Il demone della perfezione. (Arturo Benedetti Michelangeli l’ultimo dei romantici), di Roberto Cotroneo

Arturo Benedetti Michelangeli[i] (ABM. Brescia 1920 – Lugano 1995) è stato uno dei pianisti più grandi del ‘900. A lui Roberto Cotroneo (giornalista, scrittore e fotografo italiano) ha dedicato un libro dal titolo “Il demone della perfezione” (Neri Pozza 2020).

Il volume ricostruisce, come elementi di un mosaico, i tasselli della vita del Maestro: non a caso, forse, la tecnica narrativa è quella del susseguirsi, senza indice, di “capitoletti” lunghi due pagine ciascuno.

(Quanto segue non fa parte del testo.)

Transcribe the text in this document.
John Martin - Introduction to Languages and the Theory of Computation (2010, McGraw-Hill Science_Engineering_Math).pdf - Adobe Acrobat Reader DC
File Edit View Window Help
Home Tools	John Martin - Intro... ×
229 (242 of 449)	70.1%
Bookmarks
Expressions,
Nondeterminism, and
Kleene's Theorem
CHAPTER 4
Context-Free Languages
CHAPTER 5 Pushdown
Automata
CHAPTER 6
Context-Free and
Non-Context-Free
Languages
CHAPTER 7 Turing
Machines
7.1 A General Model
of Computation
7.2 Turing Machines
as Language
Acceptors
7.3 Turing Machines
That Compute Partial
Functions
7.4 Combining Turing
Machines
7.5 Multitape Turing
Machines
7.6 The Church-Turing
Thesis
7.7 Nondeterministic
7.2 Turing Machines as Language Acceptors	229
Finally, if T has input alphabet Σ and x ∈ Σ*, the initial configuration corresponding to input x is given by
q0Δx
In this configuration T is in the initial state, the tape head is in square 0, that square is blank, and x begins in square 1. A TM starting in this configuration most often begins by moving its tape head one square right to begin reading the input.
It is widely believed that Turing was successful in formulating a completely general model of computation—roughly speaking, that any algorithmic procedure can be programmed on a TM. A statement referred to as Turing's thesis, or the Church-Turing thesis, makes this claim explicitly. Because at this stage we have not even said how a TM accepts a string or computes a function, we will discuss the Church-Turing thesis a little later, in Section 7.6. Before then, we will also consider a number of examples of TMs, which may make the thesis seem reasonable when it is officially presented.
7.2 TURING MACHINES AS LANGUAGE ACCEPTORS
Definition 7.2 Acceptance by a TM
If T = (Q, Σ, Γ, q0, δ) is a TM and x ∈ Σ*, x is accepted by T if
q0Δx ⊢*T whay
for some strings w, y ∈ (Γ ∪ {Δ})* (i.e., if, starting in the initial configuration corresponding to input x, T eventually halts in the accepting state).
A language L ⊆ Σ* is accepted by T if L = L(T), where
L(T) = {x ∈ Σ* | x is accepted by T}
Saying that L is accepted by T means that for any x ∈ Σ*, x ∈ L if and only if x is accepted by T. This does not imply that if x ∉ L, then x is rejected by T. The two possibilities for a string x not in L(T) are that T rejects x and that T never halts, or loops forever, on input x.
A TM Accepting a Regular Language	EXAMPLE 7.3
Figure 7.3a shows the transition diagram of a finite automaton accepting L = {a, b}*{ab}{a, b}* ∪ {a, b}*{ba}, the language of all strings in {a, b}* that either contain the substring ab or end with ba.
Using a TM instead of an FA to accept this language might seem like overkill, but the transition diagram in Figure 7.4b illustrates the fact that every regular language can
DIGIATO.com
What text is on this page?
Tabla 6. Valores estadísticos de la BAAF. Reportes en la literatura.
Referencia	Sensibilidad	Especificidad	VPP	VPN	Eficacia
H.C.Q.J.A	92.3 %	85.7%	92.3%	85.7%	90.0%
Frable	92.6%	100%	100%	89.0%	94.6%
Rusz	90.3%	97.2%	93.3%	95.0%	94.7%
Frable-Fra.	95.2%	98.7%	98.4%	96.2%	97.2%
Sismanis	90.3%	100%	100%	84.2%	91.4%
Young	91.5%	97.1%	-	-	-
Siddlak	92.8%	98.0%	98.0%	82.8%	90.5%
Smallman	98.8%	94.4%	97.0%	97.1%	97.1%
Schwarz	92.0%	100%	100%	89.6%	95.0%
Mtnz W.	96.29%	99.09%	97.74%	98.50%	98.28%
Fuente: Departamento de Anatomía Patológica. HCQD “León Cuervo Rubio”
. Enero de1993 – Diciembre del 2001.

Si ricompongono così: i genitori (Giuseppe e Lina), il fratello Umberto e la sorella Lina (morta di polmonite a soli 8 anni); il diploma di conservatorio conseguito ad appena 14 anni (come testimonia un trafiletto pubblicato sul Corriere della Sera del 30 giugno 1934); il matrimonio, nel 1943, con Giuliana Guidetti, che trovò il modo di restargli accanto anche dopo la separazione avvenuta nel 1970[ii]; la controversia giudiziaria con una casa discografica (che ottenne il sequestro temporaneo dei suoi beni e dei proventi dei futuri concerti con la conseguente sua decisione di non suonare mai più in Italia: p. 53); l’insegnamento (anche al Conservatorio di Bolzano tra il 1950 e il 1959); l’amicizia con Papa Roncalli (p. 56); la passione per le auto sportive (p. 57); la spiritualità che si concretizzava anche con gesti di generosità per le persone in difficoltà (p. 83); la malattia degli ultimi anni (p. 127).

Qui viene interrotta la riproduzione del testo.